Rappelons-nous 1980 : le doublement du budget de la culture sous Mitterrand-Lang, mais là, il y avait une sacrée feuille de route à mettre en œuvre, des plans, des projets, des études faites par les meilleurs, de sorte que Lang n’avait eu qu’à puiser dans sa boite à outils en choisissant de financer telle ou telle opération pour redessiner le nouveau projet culturel de l’État en général.

Certes, la chose est plus difficile aujourd’hui : il y a des priorités qui sont de tenir hors d’eau les salles de spectacle qui peuvent couler, de maintenir l’emploi artistique et de faire en sorte que le public revienne, mais une fois ces objectifs atteints, il n’est pas interdit de repenser la politique culturelle d’ensemble. 60 ans après la création du Ministère de la culture à la lumière de ce qu’on sait de son histoire et des défis du présent, c’est encore possible.

Parmi ces questions, il y a celle de la fracture sociale de notre société mais pas seulement, il y a également une fracture culturelle : plusieurs histoires culturelles s’entrechoquent et remettent en question la manière de vivre la culture dans notre pays. Il faut répondre au plus haut niveau à cette interrogation : avons-nous encore un modèle à défendre comme on le croyait en 1959, ou sommes-nous exposés à la domination des minorités tyranniques ou des nouvelles technologies sous idéologie américaine comme on le constate tous les jours ? Comment préserver, faire connaître et rayonner notre patrimoine ? Comment soutenir notre création vivante bousculée par les influences contradictoires d’un monde en déséquilibre ? Comment transmettre la culture d’héritage dès l’école et efficacement ? Comment croire encore que la culture puisse décider de notre présent « entre passé et avenir » comme disait H. Arendt ?

Tant et tant de questions qui demanderaient que l’on remette à plat la politique culturelle en général et ses couches successivement empilées de priorités contradictoires productrices d’ayants droits les plus divers.
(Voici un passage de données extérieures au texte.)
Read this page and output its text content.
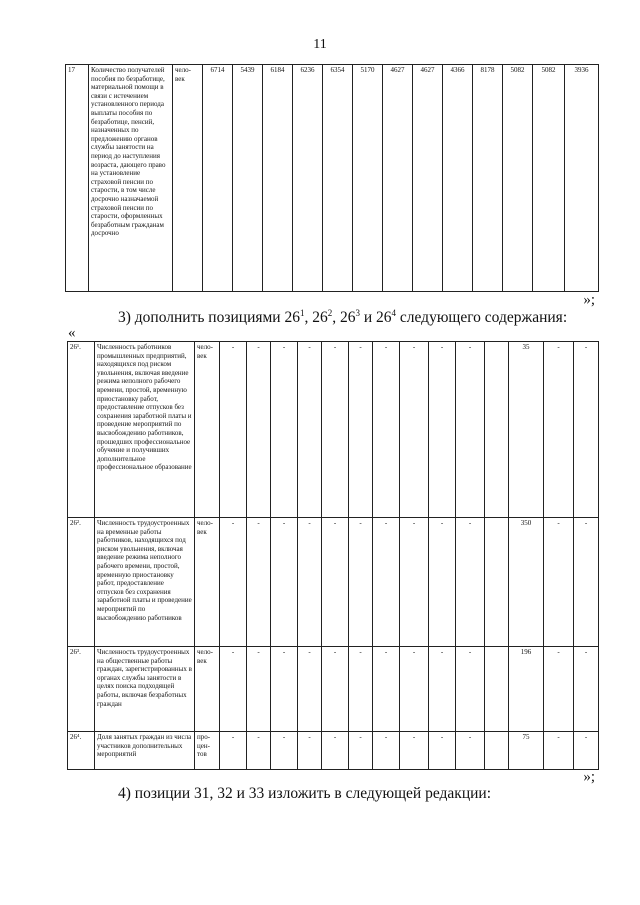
11
17	Количество получателей пособия по безработице, материальной помощи в связи с истечением установленного периода выплаты пособия по безработице, пенсий, назначенных по предложению органов службы занятости на период до наступления возраста, дающего право на установление страховой пенсии по старости, в том числе досрочно назначаемой страховой пенсии по старости, оформленных безработным гражданам досрочно	чело-век	6714	5439	6184	6236	6354	5170	4627	4627	4366	8178	5082	5082	3936
»;
3) дополнить позициями $26^1$, $26^2$, $26^3$ и $26^4$ следующего содержания:
«
26¹.	Численность работников промышленных предприятий, находящихся под риском увольнения, включая введение режима неполного рабочего времени, простой, временную приостановку работ, предоставление отпусков без сохранения заработной платы и проведение мероприятий по высвобождению работников, прошедших профессиональное обучение и получивших дополнительное профессиональное образование	чело-век	-	-	-	-	-	-	-	-	-	-		35	-	-
26².	Численность трудоустроенных на временные работы работников, находящихся под риском увольнения, включая введение режима неполного рабочего времени, простой, временную приостановку работ, предоставление отпусков без сохранения заработной платы и проведение мероприятий по высвобождению работников	чело-век	-	-	-	-	-	-	-	-	-	-		350	-	-
26³.	Численность трудоустроенных на общественные работы граждан, зарегистрированных в органах службы занятости в целях поиска подходящей работы, включая безработных граждан	чело-век	-	-	-	-	-	-	-	-	-	-		196	-	-
26⁴.	Доля занятых граждан из числа участников дополнительных мероприятий	про-цен-тов	-	-	-	-	-	-	-	-	-	-		75	-	-
»;
4) позиции 31, 32 и 33 изложить в следующей редакции:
Ne faudrait-il pas enfin essayer de nettoyer tout cela, de clarifier enfin ce statut d’intermittents du spectacle dont on sait que le périmètre est devenu si large qu’on a du mal à l’appréhender dans sa complexité ?

Une feuille de route pour une ministre pleine de bonne volonté préparée par son administration c’est bien, car il faut parer au plus pressé, mais une ébauche de projet culturel comme on en a connu en 59, en 80, qui rebatte les cartes et déploie des objectifs, donne des perspectives ce serait mieux. S’y attèle-t-on ? Rien ne l’indique à ce stade. Or c’est lorsqu’il y a de nouveaux crédits que l’on peut le mieux redéployer et resserrer une ambition articulée sur des objectifs. Pour l’instant, on a beau scruter les oracles on ne voit pas venir grand-chose. Or son sait que les professions de la culture, le spectacle vivant par exemple ,sont capables d’inventer de nouveaux modes de fonctionnement, de production, de financement, d’emploi qui pourraient changer les choses. La ministre et son nouveau cabinet en ont-ils le désir, en sentent-ils la nécessité ? À ce stade, on l’ignore. La culture n’est pas seulement un malade au chevet duquel il faut prodiguer des soins, c’est aussi un milieu résilient capable d’apporter de nouvelles réponses à une ambition pour autant qu’elle s’exprime au plus haut niveau de l’État. Et pourquoi pas un « discours du Président » sur la culture, alors qu’il s’exprime sur tant de sujets et si peu sur le fond de ce dernier.